Diarylheptanoids, composed of two aromatic rings (aryl groups) joined by a seven carbon chain (heptane), are naturally occurring and abundant in various bushes and trees. The results of this study suggest that HSCCC is an efficient method for the separation and purification of diarylheptanoids from B. platyphylla bark using a two-phase solvent system.
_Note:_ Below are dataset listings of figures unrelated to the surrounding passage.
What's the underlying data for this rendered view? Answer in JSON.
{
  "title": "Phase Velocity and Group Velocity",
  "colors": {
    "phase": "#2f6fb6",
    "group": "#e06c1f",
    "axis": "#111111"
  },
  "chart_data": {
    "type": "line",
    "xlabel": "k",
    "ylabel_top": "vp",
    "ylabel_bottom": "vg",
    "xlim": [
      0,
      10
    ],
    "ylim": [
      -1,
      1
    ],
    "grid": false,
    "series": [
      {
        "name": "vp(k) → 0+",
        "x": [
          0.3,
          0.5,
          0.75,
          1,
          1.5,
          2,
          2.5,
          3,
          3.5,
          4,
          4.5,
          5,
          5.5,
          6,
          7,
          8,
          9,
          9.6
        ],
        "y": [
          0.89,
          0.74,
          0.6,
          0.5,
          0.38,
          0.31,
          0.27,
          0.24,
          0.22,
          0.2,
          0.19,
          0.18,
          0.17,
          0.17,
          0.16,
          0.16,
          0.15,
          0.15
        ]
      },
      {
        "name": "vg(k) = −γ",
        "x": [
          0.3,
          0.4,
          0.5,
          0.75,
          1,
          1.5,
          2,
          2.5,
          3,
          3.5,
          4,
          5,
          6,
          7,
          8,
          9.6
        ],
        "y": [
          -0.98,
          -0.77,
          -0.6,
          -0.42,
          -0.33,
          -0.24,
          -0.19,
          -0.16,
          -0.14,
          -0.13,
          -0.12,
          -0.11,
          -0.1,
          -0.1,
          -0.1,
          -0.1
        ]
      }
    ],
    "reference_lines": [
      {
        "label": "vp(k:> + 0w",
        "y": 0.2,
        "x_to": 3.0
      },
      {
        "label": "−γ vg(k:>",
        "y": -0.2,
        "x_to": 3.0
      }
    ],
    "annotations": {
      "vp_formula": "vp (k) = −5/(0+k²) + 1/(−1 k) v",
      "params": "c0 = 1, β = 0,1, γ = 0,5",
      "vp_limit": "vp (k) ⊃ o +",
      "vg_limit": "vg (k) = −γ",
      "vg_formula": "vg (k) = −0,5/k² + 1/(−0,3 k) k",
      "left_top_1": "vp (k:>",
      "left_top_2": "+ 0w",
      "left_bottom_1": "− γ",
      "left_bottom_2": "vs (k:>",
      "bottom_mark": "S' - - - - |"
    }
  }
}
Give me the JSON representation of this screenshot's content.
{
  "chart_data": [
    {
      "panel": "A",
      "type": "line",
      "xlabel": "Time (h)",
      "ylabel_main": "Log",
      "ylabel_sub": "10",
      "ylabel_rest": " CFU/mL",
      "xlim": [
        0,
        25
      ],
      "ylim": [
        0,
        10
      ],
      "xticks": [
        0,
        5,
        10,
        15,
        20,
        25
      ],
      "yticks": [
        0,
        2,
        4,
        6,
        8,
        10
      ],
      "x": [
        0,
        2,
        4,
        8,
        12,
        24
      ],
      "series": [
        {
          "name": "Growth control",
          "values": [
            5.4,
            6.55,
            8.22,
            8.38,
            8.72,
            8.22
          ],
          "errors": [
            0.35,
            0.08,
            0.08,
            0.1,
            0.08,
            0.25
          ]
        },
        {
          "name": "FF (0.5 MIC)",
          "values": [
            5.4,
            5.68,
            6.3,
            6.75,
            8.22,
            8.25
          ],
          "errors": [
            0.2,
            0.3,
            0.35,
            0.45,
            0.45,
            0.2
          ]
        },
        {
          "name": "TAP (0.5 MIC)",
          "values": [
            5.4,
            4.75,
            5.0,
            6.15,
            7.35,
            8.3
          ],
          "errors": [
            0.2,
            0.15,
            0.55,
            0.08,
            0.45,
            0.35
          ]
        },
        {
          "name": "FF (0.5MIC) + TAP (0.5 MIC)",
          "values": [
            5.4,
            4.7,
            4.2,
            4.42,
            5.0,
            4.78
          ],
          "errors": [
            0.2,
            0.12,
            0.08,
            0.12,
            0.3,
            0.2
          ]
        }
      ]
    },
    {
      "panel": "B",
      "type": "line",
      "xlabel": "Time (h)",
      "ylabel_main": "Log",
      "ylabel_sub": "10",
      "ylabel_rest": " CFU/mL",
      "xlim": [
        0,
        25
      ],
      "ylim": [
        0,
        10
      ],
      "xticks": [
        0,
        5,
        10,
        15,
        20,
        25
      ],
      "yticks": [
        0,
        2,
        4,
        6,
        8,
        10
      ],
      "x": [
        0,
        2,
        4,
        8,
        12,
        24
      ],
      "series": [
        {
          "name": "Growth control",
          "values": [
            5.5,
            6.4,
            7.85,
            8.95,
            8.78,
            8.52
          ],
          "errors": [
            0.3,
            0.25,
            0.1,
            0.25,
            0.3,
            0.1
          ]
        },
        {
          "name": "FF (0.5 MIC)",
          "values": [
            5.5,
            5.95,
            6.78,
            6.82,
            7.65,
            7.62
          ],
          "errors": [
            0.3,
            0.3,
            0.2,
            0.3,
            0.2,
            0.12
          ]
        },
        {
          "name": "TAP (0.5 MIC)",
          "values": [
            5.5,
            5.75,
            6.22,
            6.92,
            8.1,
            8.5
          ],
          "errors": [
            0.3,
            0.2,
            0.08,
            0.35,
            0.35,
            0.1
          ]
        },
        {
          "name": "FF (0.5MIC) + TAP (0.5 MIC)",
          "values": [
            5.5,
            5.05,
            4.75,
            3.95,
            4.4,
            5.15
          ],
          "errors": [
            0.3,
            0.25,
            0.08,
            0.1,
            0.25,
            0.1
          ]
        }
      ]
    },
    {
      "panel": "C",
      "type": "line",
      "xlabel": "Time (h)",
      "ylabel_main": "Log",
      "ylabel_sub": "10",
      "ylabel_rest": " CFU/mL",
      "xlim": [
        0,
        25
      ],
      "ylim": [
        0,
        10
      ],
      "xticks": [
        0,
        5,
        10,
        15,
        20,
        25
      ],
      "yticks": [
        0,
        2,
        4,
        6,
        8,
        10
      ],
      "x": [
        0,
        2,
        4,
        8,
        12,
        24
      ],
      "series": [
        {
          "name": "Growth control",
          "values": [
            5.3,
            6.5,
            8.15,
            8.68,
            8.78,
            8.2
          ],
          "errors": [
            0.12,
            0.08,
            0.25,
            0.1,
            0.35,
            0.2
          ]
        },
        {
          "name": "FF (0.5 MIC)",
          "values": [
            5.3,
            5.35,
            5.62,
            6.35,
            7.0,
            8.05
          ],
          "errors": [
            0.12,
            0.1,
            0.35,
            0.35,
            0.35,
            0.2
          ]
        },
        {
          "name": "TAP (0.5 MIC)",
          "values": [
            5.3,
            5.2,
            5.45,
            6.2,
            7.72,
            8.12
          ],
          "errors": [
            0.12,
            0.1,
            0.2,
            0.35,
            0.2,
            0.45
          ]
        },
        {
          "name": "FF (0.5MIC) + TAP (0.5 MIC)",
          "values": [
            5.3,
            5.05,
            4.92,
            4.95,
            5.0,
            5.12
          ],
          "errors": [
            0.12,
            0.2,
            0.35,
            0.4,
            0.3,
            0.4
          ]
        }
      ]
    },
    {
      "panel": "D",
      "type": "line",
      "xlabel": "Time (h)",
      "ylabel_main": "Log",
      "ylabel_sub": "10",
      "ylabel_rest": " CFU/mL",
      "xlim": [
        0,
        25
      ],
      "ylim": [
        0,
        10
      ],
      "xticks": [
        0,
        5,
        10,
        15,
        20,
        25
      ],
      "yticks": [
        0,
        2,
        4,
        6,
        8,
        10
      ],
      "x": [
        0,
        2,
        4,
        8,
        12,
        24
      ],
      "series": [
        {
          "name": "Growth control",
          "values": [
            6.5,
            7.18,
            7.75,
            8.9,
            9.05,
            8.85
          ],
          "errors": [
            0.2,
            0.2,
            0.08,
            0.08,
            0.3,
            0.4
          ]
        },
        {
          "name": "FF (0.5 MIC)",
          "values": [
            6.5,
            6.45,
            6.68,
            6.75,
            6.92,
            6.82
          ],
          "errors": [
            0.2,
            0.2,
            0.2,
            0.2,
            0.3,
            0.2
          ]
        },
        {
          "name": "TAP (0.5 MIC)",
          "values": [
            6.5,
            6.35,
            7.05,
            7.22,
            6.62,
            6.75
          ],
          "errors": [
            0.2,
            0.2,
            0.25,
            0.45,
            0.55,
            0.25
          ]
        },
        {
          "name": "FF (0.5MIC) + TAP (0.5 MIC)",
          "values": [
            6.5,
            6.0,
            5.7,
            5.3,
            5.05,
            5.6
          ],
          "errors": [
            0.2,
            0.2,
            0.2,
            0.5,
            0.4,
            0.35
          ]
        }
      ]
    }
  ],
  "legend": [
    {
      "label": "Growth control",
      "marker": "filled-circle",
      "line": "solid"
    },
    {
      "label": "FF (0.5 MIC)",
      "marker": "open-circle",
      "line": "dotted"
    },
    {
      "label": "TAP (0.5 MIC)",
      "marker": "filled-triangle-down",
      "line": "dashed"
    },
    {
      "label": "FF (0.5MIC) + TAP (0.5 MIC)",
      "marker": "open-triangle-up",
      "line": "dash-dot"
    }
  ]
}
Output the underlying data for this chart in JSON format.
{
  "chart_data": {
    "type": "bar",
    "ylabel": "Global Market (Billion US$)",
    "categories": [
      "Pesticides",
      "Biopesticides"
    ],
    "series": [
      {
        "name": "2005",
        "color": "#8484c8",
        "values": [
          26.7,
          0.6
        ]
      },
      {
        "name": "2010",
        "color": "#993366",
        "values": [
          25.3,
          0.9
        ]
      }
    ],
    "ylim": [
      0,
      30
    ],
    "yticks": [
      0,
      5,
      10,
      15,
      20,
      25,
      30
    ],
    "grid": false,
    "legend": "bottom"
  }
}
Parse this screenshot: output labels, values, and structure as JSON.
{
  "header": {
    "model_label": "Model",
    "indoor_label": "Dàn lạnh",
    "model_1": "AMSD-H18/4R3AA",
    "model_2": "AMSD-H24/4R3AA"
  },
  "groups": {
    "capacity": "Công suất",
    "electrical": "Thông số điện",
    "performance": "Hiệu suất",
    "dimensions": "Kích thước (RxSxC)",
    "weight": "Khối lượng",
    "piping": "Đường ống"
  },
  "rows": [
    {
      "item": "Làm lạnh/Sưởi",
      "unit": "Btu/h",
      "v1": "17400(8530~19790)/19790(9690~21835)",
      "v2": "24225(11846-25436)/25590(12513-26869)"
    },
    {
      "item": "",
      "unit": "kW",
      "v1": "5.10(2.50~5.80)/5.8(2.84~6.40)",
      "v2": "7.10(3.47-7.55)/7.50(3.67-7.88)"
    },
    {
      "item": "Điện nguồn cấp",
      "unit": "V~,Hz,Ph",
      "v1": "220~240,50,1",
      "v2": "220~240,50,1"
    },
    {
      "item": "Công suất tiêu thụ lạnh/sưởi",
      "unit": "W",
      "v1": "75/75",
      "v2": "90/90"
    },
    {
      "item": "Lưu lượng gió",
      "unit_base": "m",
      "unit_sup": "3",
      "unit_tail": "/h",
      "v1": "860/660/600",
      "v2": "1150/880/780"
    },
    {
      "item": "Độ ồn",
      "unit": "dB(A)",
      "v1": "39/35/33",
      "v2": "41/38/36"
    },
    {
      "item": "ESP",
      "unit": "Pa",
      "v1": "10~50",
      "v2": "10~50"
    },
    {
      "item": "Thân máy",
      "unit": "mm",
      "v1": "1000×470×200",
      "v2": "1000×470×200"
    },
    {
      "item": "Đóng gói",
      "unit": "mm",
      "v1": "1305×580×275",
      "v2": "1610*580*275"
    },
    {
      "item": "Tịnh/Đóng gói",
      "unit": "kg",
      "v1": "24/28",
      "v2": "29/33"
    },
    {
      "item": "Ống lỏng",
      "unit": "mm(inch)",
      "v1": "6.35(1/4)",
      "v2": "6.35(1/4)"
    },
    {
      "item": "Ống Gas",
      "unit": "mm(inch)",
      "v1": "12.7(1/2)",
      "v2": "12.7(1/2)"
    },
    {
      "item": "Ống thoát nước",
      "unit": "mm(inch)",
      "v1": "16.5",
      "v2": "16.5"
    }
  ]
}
In addition, we showed, for the first time, the anti-proliferative potential of two major diarylheptanoids from B. platyphylla in colon, renal, and osteosarcoma cancer cell lines, as well as their anti-proliferative potential against 60 cancer cell lines. Further studies are needed to investigate the mammalian metabolites of these diarylheptanoids and, if proven safe for clinical use, the industrial-scale extractive isolation of diarylheptanoids from B. platyphylla bark could provide a large supply of raw materials for the production of anti-cancer agents.